Generic Imatinib in a Patients with Chronic Myeloid Leukemia in Chronic Phase- a Single Centre Experience

Imatinib (Gleevec) has shown long-term efficancy and safety in published randomized clinical trials. Anzovip (Imatinib) is a new generic drug produced by Zdravlje Actavis,which was approved by the Medicines and Medical Devices Agency of Serbia in January 2012. In July 2012, National Health Insurance Fund of Serbia introduced this drug in the positive list. All the patients using Glivec were switched to Anzovip and all newly diagnosed patients started with Anzovip therapy. In this study, hematologic and cytogenetic responses were evaluated in CML patients who received generic Imatinib as the first line therapy and in patients who switched from branded Imatinib to an Imatinib copy drug.

Materials and methods. During August and September 2012, all the patients were switched from Glivec to Anzovip and all new CML patients were treated with Imatinib copy. 55 patients treated with branded Imatinib were switched to generic Imatinib. Out of 17 newly diagnosed patients with CML-CP, who started with generic Imatinib, 7 patients could be followed up for 18 months. All patients underwent hematologic, cytogenetic monitoring based of the recommendations of the ELN.

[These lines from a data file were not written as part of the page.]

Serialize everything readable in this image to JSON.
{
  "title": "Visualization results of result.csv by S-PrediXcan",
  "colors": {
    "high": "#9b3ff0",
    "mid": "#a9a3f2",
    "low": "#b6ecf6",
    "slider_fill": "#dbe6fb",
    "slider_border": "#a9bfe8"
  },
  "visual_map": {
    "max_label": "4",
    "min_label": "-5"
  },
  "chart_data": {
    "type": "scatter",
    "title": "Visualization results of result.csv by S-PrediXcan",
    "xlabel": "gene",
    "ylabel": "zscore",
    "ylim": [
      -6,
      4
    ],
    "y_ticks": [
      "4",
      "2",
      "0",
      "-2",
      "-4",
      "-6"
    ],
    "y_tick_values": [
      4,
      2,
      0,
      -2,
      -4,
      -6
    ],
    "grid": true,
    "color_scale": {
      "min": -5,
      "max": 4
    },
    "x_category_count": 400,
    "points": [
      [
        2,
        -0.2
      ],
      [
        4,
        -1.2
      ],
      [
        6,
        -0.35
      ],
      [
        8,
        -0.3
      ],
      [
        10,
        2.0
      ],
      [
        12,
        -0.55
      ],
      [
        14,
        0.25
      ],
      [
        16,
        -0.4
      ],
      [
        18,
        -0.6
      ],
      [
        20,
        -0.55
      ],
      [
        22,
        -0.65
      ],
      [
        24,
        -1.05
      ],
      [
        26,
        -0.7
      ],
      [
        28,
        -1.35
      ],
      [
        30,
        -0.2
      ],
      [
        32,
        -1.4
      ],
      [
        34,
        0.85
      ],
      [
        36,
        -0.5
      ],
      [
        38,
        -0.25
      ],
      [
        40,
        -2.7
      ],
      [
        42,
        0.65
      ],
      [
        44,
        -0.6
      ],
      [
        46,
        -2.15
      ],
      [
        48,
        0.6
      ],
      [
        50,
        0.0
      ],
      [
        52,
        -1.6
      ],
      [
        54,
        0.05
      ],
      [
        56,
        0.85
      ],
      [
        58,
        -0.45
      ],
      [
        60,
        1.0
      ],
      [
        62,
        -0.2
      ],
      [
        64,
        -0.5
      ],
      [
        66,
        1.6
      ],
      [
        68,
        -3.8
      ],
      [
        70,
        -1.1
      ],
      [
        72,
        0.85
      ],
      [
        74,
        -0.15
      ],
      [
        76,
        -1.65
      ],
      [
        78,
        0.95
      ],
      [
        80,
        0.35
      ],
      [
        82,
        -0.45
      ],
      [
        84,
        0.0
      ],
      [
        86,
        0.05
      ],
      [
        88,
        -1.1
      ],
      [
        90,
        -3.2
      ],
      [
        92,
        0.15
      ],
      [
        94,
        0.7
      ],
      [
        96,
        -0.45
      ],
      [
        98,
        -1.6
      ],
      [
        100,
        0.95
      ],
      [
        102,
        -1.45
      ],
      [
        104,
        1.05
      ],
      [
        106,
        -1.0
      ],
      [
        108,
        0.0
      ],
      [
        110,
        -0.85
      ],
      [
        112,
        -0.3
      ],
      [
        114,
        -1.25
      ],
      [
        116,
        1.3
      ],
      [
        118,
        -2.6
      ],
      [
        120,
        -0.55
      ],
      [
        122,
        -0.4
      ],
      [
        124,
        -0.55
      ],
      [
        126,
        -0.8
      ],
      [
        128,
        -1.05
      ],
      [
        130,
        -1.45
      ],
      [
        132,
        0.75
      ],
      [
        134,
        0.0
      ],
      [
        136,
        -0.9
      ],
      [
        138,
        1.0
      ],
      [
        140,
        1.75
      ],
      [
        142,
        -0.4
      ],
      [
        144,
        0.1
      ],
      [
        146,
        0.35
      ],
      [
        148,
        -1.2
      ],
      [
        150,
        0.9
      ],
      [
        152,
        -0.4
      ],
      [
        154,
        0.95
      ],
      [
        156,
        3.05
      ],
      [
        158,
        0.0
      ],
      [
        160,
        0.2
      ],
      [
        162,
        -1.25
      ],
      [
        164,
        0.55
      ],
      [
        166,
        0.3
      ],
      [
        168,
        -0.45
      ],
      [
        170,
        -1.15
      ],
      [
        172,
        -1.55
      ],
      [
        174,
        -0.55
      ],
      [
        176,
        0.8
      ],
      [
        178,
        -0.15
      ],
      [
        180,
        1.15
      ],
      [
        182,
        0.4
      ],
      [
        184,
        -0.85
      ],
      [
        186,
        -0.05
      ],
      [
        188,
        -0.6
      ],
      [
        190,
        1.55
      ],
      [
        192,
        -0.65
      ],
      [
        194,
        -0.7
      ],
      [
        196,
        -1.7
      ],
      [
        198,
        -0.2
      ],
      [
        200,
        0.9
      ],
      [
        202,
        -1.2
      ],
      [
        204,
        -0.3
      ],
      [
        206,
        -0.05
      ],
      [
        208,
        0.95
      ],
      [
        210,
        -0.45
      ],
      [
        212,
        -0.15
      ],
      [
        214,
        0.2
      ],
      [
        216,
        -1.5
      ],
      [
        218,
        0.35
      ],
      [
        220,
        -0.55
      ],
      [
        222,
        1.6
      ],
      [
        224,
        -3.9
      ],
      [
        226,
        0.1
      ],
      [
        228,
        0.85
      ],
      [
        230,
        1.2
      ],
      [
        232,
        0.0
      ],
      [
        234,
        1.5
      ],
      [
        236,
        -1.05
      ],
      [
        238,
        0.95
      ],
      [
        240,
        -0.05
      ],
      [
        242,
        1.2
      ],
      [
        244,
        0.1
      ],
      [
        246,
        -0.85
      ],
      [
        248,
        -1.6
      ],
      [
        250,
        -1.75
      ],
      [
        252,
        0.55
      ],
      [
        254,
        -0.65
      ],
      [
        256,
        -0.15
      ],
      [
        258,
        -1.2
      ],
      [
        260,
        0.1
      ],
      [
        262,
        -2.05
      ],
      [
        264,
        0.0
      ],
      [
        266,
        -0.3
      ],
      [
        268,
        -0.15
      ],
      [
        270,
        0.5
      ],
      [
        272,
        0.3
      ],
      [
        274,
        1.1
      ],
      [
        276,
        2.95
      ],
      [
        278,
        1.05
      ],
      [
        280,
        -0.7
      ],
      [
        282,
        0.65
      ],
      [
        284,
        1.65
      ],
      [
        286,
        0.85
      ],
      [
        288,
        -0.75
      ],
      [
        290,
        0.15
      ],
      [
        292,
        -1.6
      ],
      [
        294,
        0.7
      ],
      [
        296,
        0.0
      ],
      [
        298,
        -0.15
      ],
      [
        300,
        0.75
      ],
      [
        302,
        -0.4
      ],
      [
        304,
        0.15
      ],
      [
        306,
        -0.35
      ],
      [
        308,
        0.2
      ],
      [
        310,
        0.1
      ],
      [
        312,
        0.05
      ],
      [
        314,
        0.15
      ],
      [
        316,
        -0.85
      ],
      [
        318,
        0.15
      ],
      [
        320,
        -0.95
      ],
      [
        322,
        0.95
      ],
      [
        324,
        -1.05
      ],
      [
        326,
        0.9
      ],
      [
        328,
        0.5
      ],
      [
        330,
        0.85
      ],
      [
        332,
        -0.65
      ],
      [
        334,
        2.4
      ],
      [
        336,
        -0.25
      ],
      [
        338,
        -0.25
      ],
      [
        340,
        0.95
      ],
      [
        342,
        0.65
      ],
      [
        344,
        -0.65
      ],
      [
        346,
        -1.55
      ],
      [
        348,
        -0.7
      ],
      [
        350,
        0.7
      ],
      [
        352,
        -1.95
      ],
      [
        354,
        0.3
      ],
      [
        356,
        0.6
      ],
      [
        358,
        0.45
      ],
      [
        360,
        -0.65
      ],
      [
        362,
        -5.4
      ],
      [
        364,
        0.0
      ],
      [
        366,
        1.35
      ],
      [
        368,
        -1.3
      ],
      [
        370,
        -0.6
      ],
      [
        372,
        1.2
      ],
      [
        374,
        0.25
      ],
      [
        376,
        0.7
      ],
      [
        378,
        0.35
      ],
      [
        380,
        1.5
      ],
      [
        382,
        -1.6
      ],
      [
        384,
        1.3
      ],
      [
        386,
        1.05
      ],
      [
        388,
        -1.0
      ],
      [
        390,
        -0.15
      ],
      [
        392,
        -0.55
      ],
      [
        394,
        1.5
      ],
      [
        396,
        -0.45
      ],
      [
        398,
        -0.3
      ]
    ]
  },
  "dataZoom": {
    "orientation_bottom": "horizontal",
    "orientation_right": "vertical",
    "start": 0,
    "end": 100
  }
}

Results. These are the results of using Anzovip after 18 months. Of the 55 patients who were switched from branded Imatinib to Imatinib copy, 11 patients (20 %) have lost complete cytogenetic response they already had, but without signs of biological illness transformation. They were switched to 2^nd line therapy nilotinib.Of the 7 newly diagnosed patients who started with genereic Imatinib, all 7 patients (100%) have achieved complete hematologic response (CHR) in the period of 6 months. 3 (42,8%) patients have achieved CCgR and 2 patients (28,6%) have achieved MMR in the period of 12 months. 57% of patients have switched to second generation of TKI because of failure or intolerance according to ELN and national recommendation. The drug has been well tolerated, wild mild adverse event, more frequently, fluid retention and gastrointestinal symptoms. Only one patient have had skin changes grade ¾ and he has been switched to second generation of TKI.

Conclusions. It is unknown whether patients, who responded to branded Imatinib and than switched to its copy versions, will tolerate the copy drug and maintain the previous response. Because of that, it is important to careful follow up of a selected patients several months after the switch to generic imatinib. Despite of the small number of patients who started with Imatinib copy, our results in term of hematologic and cytogenetic response were close to the international series.